Day 10: What is your favorite classic book?
When I think "classic" I think, without fail, "Charles Dickens." To date, I have only read two books by this fabulous author, and I love both of them. However, I do think this one is my favorite.
It could be because I've read it the most recently, or because I love the BBC miniseries, or because it is simply a wonderfully-woven, complex tale told by a master-storyteller - but Bleak House is a total and complete favorite of mine. Following several different characters and plots which intertwine and fit together like a puzzle around the tedious, slow-working case of Jarndyce and. Jarndyce, Charles Dickens brings to us a story of pride, selfishness, and willfulness contrasted with humility, sacrifice, and love. A story of characters who are either broken or made more beautiful in the face of turmoil, trials, and suffering. A story that cries out for the opening of eyes to see and the opening of the heart to love the poor among us - whether it be a starving crossing-sweeper like Jo, or a cold, unmoving, broken-hearted socialite like Lady Deadlock. Within these 800+ pages, you come to know such a large circle of friends and enemies that you truly feel as though you have stepped out of your life and into the world of Esther, Rick, Dr. Woodcourt, "Guardian" Mr. Jarndyce, Mr. Guppy, Inspector Bucket, Miss Flite, Charley, Captain George and many, many, more dear characters whom you come to intimately throughout the tale. You love them, relate to them, cheer them on, mourn when they make the wrong decision, and downright miss them when the book is over - that's the sort of book Bleak House is.
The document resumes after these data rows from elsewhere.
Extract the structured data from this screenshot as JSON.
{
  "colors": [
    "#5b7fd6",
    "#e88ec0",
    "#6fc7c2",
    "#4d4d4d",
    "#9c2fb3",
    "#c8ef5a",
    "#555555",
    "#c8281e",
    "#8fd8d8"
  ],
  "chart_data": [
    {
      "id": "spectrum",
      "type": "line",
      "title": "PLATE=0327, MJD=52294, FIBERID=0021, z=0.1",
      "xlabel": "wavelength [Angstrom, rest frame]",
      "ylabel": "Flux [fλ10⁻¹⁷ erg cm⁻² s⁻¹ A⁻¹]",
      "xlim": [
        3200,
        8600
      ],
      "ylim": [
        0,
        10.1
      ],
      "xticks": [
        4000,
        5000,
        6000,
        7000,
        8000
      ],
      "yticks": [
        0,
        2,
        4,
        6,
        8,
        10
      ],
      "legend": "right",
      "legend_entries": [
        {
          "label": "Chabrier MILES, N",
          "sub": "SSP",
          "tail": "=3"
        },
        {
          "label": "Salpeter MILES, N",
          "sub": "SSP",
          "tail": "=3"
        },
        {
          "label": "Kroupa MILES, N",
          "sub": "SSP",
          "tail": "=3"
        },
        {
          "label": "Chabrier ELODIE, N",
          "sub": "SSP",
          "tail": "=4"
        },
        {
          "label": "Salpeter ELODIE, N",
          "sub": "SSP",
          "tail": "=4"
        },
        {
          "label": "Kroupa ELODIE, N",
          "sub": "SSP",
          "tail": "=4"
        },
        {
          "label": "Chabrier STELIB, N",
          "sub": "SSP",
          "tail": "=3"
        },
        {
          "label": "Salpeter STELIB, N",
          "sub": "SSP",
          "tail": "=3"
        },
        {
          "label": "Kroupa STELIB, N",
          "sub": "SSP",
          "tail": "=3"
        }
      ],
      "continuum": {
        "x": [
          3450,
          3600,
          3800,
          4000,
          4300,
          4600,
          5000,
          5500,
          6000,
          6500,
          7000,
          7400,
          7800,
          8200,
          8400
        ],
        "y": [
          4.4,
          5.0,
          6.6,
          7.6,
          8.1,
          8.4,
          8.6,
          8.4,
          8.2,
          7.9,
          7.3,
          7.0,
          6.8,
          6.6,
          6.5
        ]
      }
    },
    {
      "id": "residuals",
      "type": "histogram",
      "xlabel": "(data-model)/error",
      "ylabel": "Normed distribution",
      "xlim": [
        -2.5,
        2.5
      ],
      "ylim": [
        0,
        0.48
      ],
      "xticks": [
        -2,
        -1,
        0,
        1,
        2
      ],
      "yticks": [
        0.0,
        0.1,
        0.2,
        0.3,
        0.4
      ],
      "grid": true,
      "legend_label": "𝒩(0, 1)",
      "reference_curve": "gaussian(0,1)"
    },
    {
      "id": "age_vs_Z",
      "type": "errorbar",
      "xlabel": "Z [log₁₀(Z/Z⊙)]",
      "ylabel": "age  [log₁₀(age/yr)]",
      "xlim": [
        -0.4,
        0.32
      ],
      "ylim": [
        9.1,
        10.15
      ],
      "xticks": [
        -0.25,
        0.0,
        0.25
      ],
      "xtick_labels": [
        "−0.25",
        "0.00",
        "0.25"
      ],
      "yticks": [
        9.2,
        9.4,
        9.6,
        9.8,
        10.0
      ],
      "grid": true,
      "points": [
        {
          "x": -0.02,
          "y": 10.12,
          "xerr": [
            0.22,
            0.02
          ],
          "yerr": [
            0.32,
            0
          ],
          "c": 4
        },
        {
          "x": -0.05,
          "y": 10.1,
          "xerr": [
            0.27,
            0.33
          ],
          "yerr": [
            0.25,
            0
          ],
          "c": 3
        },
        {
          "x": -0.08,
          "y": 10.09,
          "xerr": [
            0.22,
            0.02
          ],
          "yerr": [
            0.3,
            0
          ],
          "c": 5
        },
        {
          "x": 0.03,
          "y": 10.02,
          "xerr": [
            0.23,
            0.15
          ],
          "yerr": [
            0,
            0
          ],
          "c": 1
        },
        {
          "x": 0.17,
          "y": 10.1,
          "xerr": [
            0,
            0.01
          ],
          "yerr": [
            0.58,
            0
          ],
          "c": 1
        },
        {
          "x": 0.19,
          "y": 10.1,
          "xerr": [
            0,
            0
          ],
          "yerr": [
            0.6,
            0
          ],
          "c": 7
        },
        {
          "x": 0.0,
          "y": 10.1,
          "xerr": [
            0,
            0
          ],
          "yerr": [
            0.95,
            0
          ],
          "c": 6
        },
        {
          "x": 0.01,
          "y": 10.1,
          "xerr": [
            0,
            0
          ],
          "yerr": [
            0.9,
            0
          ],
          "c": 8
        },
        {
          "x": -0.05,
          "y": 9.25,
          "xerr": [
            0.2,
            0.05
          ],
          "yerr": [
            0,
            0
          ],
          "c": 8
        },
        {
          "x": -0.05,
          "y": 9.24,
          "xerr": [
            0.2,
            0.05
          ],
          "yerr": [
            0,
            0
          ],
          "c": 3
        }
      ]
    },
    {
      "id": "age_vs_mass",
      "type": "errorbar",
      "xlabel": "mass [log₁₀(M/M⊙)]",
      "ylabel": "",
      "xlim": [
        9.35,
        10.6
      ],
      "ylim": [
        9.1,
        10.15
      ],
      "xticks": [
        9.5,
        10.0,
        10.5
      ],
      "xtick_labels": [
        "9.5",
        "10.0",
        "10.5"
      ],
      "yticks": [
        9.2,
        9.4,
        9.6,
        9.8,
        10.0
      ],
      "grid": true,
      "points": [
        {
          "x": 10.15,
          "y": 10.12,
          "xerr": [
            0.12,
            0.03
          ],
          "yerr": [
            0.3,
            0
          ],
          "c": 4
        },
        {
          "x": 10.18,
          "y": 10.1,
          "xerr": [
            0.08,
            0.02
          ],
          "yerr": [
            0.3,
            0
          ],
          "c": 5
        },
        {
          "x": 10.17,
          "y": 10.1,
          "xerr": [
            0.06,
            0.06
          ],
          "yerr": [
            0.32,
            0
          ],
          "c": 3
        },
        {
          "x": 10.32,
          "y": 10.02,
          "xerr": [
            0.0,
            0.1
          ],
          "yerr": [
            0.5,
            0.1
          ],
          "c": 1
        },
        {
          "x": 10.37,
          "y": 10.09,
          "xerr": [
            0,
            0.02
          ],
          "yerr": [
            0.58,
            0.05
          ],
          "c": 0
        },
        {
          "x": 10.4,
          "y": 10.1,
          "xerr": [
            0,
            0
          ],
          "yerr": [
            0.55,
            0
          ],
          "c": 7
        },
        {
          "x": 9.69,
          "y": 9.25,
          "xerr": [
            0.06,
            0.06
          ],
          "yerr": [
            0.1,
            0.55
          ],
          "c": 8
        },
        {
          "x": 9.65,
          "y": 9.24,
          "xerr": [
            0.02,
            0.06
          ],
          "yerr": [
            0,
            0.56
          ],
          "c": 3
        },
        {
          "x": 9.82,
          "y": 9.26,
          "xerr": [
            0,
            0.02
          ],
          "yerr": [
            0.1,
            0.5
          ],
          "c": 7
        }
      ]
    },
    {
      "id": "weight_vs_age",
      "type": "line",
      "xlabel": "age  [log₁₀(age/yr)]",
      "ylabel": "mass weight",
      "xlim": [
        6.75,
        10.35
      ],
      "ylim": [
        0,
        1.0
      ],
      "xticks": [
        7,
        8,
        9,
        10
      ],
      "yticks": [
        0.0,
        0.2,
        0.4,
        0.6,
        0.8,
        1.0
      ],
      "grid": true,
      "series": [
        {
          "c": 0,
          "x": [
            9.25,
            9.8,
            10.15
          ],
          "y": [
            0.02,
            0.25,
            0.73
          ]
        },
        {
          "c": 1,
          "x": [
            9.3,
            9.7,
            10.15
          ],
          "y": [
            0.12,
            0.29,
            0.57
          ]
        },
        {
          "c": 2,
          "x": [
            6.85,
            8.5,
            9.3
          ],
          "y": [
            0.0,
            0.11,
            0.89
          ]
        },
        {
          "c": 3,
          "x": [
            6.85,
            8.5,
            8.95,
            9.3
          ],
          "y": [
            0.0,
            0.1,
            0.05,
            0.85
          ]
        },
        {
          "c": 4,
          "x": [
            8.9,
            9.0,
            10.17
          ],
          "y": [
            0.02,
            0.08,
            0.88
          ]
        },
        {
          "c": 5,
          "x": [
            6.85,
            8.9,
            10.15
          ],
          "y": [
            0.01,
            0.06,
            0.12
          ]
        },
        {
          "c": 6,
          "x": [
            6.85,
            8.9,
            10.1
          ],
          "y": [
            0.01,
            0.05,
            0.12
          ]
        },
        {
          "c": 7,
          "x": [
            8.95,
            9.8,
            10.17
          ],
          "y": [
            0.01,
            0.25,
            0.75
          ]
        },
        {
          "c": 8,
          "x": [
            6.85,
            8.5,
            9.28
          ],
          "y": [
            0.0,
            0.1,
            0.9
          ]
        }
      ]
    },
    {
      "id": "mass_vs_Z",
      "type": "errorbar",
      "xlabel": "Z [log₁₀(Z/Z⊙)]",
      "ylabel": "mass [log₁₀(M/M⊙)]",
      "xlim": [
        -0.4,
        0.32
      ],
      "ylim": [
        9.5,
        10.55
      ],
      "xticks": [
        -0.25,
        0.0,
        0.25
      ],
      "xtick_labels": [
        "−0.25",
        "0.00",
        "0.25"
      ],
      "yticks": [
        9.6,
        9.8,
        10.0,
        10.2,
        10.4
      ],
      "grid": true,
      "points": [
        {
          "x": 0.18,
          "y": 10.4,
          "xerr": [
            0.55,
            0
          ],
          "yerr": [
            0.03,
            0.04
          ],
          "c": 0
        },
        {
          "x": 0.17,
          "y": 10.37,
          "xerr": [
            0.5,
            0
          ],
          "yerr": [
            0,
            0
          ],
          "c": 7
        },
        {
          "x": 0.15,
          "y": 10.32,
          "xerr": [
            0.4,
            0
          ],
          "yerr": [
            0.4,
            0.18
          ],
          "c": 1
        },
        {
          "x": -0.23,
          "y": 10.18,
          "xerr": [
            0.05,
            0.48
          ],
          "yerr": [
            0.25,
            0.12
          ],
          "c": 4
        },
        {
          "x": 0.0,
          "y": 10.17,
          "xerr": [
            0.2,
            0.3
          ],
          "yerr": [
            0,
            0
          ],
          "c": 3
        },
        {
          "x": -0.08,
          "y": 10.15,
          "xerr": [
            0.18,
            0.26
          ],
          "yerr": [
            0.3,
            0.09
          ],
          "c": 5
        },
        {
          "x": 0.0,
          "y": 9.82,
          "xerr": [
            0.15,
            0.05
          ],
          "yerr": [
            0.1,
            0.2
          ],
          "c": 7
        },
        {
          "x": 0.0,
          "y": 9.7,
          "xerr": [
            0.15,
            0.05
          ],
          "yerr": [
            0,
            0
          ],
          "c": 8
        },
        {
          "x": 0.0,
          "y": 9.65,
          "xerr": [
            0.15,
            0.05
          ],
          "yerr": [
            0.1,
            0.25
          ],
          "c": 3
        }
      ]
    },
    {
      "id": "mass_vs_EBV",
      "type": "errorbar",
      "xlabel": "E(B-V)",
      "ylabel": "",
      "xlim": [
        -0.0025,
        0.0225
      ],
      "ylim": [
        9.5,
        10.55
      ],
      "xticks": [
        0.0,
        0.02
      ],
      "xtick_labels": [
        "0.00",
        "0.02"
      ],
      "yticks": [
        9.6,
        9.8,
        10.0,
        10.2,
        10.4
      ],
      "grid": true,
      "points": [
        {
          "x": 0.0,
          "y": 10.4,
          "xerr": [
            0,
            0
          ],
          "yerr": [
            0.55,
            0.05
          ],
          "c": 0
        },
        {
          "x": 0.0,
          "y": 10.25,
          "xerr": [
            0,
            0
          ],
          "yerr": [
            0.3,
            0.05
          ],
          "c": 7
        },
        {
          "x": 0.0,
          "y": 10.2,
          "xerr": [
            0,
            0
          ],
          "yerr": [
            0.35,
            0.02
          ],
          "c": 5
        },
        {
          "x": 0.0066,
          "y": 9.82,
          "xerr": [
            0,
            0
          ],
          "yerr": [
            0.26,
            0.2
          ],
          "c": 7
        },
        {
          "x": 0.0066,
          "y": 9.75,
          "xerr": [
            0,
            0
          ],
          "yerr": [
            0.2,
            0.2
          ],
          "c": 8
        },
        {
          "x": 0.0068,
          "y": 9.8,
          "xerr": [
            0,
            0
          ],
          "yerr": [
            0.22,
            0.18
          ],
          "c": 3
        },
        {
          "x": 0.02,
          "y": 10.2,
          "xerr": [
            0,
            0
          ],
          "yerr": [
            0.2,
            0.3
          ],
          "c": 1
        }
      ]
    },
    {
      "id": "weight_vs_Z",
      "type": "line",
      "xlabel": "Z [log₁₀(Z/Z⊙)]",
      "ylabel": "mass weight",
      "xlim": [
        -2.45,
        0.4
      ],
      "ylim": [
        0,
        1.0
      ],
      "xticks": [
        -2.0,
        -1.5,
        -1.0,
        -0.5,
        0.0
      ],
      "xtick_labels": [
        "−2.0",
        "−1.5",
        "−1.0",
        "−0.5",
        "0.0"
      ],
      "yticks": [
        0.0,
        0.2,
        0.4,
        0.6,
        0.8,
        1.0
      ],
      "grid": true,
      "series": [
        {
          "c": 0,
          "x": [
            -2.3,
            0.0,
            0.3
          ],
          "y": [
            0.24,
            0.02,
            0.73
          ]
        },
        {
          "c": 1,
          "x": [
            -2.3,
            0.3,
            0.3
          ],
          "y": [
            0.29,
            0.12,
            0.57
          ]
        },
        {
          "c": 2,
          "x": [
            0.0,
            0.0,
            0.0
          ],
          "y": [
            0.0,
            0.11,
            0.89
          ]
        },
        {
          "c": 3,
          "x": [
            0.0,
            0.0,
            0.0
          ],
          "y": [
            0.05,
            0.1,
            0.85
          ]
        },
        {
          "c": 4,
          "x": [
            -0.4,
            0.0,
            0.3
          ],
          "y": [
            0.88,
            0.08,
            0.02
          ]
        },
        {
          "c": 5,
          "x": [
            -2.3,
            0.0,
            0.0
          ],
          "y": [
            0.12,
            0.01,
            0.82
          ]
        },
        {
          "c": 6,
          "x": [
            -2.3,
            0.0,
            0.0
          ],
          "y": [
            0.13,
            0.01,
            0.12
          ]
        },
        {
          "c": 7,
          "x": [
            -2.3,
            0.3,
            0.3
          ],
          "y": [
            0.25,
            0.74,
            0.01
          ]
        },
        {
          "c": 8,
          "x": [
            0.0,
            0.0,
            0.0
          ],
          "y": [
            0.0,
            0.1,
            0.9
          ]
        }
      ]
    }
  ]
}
"The one great principle of the English law is, to make business for itself. There is no other principle distinctly, certainly, and consistently maintained through all its narrow turnings. Viewed by this light it becomes a coherent scheme, and not the monstrous maze the laity are apt to think it. Let them but once clearly perceive that its grand principle is to make business for itself at their expense, and surely they will cease to grumble."
Which author comes to your mind when you think of a "classic" book?